Documents Reveal Internal Criticism of EPA Enforcement Policies

Published June 1, 1997

Internal EPA documents released April 2 as a result of a lawsuit reveal that the agency’s own consultants are highly critical of methodology employed by EPA in computing proposed fines in enforcement cases.

The documents indicate that EPA has been significantly inflating proposed fines by employing dubious economic assumptions in its BEN Model, the computer program the agency uses in calculating its fines.

The Washington Legal Foundation (WLF) had filed suit under the Freedom of Information Act (FOIA) against EPA in federal district court in Washington after EPA had refused WLF’s request to disclose the documents in question.
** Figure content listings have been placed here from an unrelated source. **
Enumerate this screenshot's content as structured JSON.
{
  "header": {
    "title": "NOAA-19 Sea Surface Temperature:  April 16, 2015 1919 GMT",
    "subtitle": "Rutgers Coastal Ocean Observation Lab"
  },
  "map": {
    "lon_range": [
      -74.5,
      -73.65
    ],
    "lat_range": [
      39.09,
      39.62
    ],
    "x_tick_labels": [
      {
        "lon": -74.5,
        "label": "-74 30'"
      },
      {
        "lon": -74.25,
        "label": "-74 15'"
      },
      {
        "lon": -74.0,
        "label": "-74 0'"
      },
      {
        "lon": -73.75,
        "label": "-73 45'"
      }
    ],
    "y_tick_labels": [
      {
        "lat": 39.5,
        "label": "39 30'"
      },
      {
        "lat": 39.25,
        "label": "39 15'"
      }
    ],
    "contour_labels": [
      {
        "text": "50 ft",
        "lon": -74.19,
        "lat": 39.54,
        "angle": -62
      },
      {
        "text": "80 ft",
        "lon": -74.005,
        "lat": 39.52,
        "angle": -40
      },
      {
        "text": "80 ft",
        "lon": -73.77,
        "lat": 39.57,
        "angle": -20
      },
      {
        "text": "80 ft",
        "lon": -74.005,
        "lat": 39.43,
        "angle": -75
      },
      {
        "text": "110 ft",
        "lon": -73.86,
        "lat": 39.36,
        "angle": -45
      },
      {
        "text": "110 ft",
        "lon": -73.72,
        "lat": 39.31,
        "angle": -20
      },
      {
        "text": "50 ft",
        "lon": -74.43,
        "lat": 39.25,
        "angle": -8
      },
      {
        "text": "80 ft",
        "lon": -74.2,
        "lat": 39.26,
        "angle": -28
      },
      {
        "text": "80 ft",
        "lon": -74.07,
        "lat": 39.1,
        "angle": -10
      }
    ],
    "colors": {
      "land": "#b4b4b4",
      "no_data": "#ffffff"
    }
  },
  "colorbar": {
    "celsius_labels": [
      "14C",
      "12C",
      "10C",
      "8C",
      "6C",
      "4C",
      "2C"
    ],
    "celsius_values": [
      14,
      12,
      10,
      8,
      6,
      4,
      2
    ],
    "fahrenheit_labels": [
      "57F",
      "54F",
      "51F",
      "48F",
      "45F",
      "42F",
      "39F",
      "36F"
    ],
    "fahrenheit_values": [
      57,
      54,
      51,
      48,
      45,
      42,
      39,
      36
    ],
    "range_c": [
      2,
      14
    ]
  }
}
The documents were written by leading economists, including Professor James C. Van Horne of Stanford’s Graduate School of Business and Professor Eugene F. Brigham of the University of Florida’s College of Business Administration, both of whom had been hired by EPA to evaluate the BEN Model.

EPA has taken the position that a company shown to have violated environmental laws should be subject to a fine at least as large as the economic benefit that the company derived from its noncompliance. The BEN Model is EPA’s elaborate computer program that purportedly computes a violator’s economic benefit from its noncompliance.

WLF and other EPA critics charge that the BEN Model vastly overstates the economic benefit of failing to comply with environmental laws. As a result, WLF alleges that EPA regularly seeks payment of fines far in excess of the levels authorized by statute. The newly released internal EPA documents indicate that even consultants hired by EPA agree with that criticism.

In its comments filed with EPA regarding changes in the BEN Model, WLF stressed that the most important change would be to eliminate the “cult of secrecy” that surrounds EPA’s fine calculations. WLF argued that such secrecy not only is unfair to the regulated community, but also is counterproductive to EPA’s regulatory mission.